Our explorations ashore showed that the only flat land was close to the dry streams as they ran into the beach. Even at the eastern beach this only extended 100m or so inland before the slopes rose up. There were no paths or tracks and the bush was impassable. We were therefore very much limited to the beach area. Still, the dinghy allowed us to go over and so see the coral. There were some areas of fairly colourful coral, primarily reds, so this was living coral. However, mostly the coral was an unexciting brown. We did not see any of the small colourful fish we are used to seeing in droves on the reefs of the South Pacific islands. Ashore at low tide the exposed coral was small and dull coloured. Interestingly, whilst fish were almost totally absent from the shallows and pools, the reef was teeming with small black crabs up to 3cm across the shell. Typical crab attitude, first they skitter under a rock, and then they turn, claws up, ready to fight; come and get it! The sandy shoal on the eastern beach had occasional small rocks with a healthy growth of rock oysters on them. Some of the oysters were a useful size and Paul soon had his knife out and enjoyed a feed of really fresh oysters; perhaps not as sweet as cold water oysters but delicious nonetheless.

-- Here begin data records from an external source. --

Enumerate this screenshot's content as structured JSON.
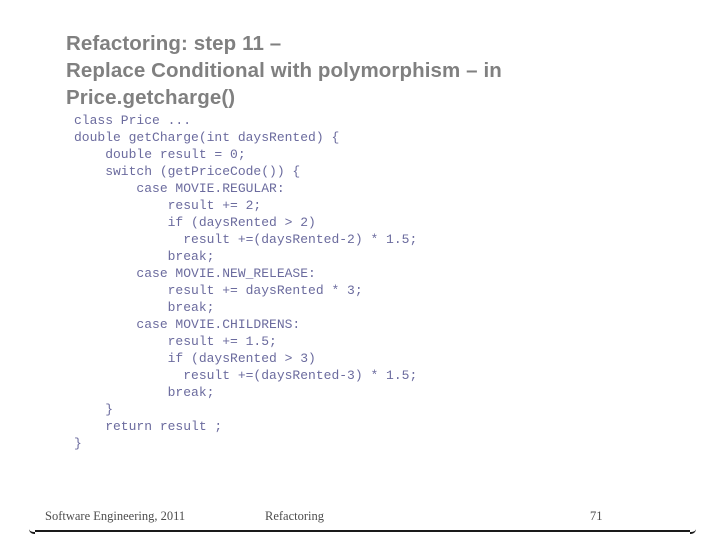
{
  "slide": {
    "title": "Refactoring: step 11 –\nReplace Conditional with polymorphism – in\nPrice.getcharge()",
    "title_color": "#808080",
    "background_color": "#ffffff"
  },
  "code": {
    "language": "java",
    "color": "#6b6b9e",
    "lines": [
      "class Price ...",
      "double getCharge(int daysRented) {",
      "    double result = 0;",
      "    switch (getPriceCode()) {",
      "        case MOVIE.REGULAR:",
      "            result += 2;",
      "            if (daysRented > 2)",
      "              result +=(daysRented-2) * 1.5;",
      "            break;",
      "        case MOVIE.NEW_RELEASE:",
      "            result += daysRented * 3;",
      "            break;",
      "        case MOVIE.CHILDRENS:",
      "            result += 1.5;",
      "            if (daysRented > 3)",
      "              result +=(daysRented-3) * 1.5;",
      "            break;",
      "    }",
      "    return result ;",
      "}"
    ]
  },
  "footer": {
    "left": "Software Engineering, 2011",
    "center": "Refactoring",
    "page_number": "71"
  }
}
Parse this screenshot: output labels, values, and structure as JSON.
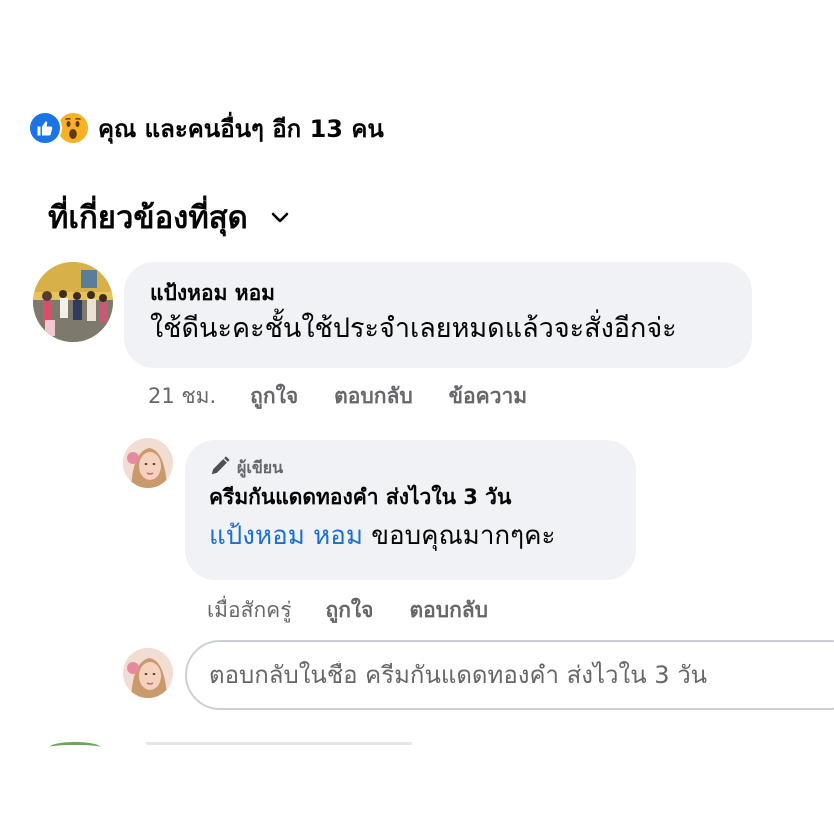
{
  "reactions": {
    "icons": [
      "like-icon",
      "wow-icon"
    ],
    "summary": "คุณ และคนอื่นๆ อีก 13 คน"
  },
  "sort": {
    "label": "ที่เกี่ยวข้องที่สุด",
    "icon": "chevron-down-icon"
  },
  "comment": {
    "author": "แป้งหอม หอม",
    "text": "ใช้ดีนะคะชั้นใช้ประจำเลยหมดแล้วจะสั่งอีกจ่ะ",
    "time": "21 ชม.",
    "actions": {
      "like": "ถูกใจ",
      "reply": "ตอบกลับ",
      "message": "ข้อความ"
    }
  },
  "reply": {
    "badge": "ผู้เขียน",
    "badge_icon": "pencil-icon",
    "author": "ครีมกันแดดทองคำ ส่งไวใน 3 วัน",
    "mention": "แป้งหอม หอม",
    "text": " ขอบคุณมากๆคะ",
    "time": "เมื่อสักครู่",
    "actions": {
      "like": "ถูกใจ",
      "reply": "ตอบกลับ"
    }
  },
  "composer": {
    "placeholder": "ตอบกลับในชื่อ ครีมกันแดดทองคำ ส่งไวใน 3 วัน"
  },
  "colors": {
    "like_blue": "#1b74e4",
    "wow_yellow": "#f7b125",
    "mention_blue": "#1b6fd1",
    "bubble_bg": "#f0f2f5",
    "secondary_text": "#65676b"
  }
}
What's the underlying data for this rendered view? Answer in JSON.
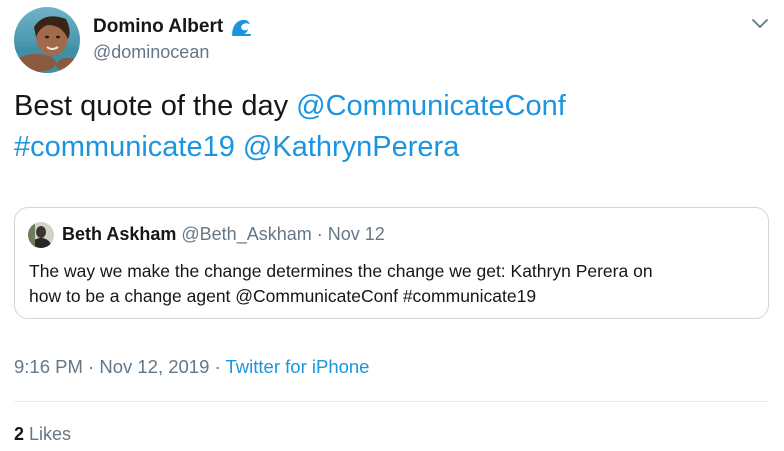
{
  "author": {
    "name": "Domino Albert",
    "handle": "@dominocean",
    "badge_icon": "wave-icon"
  },
  "tweet": {
    "text": "Best quote of the day",
    "mention_1": "@CommunicateConf",
    "hashtag": "#communicate19",
    "mention_2": "@KathrynPerera"
  },
  "quoted_tweet": {
    "name": "Beth Askham",
    "handle": "@Beth_Askham",
    "date": "· Nov 12",
    "text_line_1": "The way we make the change determines the change we get: Kathryn Perera on",
    "text_line_2": "how to be a change agent @CommunicateConf  #communicate19"
  },
  "meta": {
    "time": "9:16 PM · Nov 12, 2019 ·",
    "source": "Twitter for iPhone"
  },
  "stats": {
    "likes_count": "2",
    "likes_label": "Likes"
  },
  "colors": {
    "link": "#1b95e0",
    "secondary_text": "#657786",
    "primary_text": "#14171a",
    "border": "#ccd6dd"
  }
}
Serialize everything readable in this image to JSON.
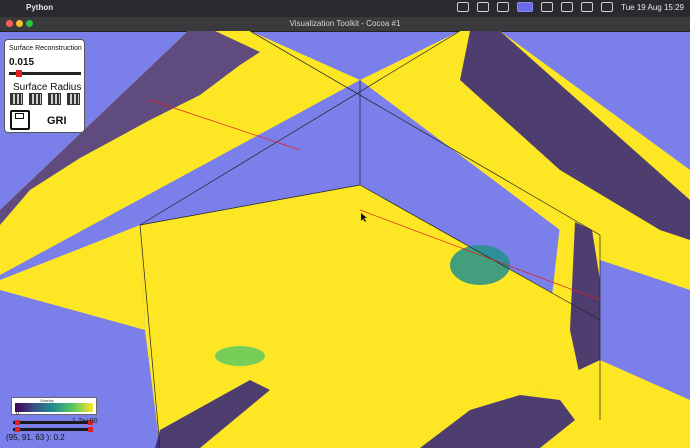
{
  "menubar": {
    "app_name": "Python",
    "clock": "Tue 19 Aug  15:29",
    "tray_icons": [
      "display-icon",
      "dropbox-icon",
      "screen-icon",
      "status-icon",
      "battery-icon",
      "wifi-icon",
      "search-icon",
      "control-center-icon"
    ]
  },
  "window": {
    "title": "Visualization Toolkit - Cocoa #1"
  },
  "panel": {
    "title": "Surface Reconstruction",
    "value": "0.015",
    "radius_label": "Surface Radius",
    "button_label": "GRI",
    "slider_fraction": 0.1
  },
  "colorbar": {
    "title": "Overlay",
    "min_label": "0"
  },
  "window_level": {
    "label": "1.7e+00"
  },
  "probe": {
    "text": "(95, 91, 63 ): 0.2"
  },
  "colors": {
    "background": "#7b7fe9",
    "slice": "#fde725",
    "edge": "#440154"
  }
}
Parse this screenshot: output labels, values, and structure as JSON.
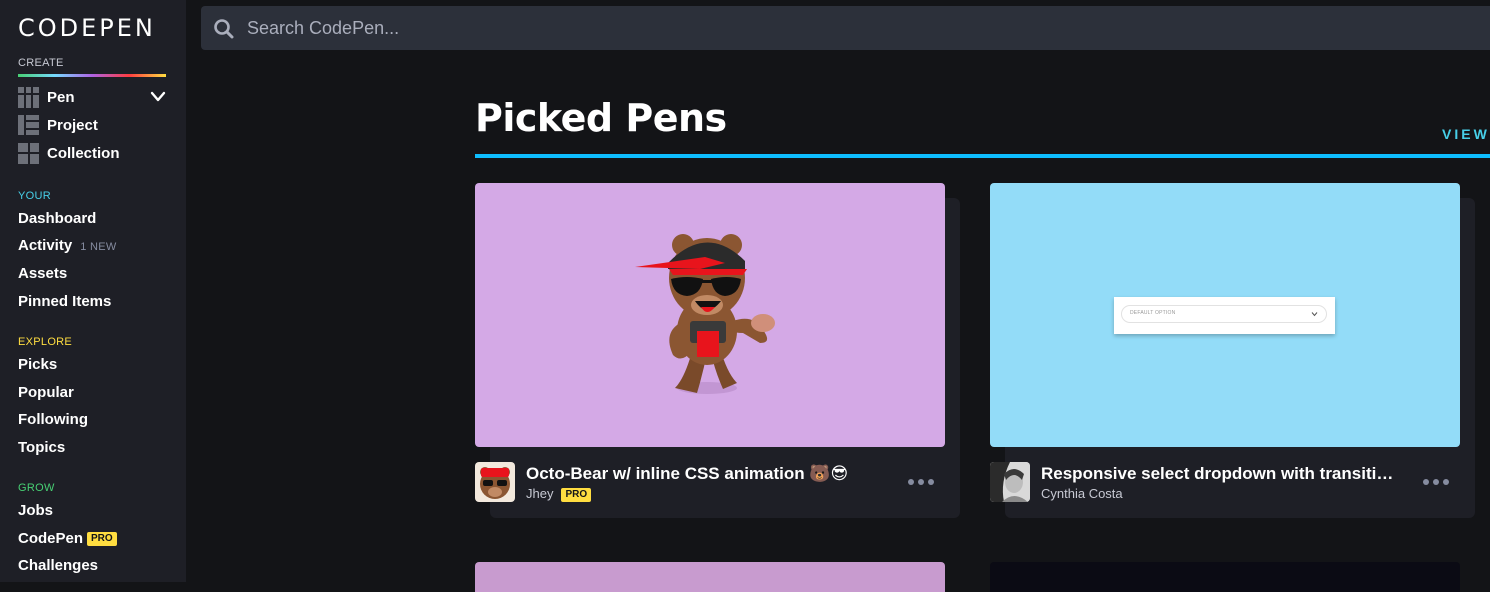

Refuge Bay provided excellent shelter from the trade winds and, secure, with a beautiful outlook we stayed 3 days. We tried out our new fishing lures from the boat but, contrary to the fishing shop prediction, not a bite! Ah well, it was great looking at the wildlife, turtles close by, butterflies struggling manfully to the island, a few seabirds soaring, and the raucous clamour of crows, parrots, parakeets and a host of other unseen and unknown birds in the bush. Not bad at all.
Pictures: Scawfell Island – deserted beaches, a national park, and a turtle close by.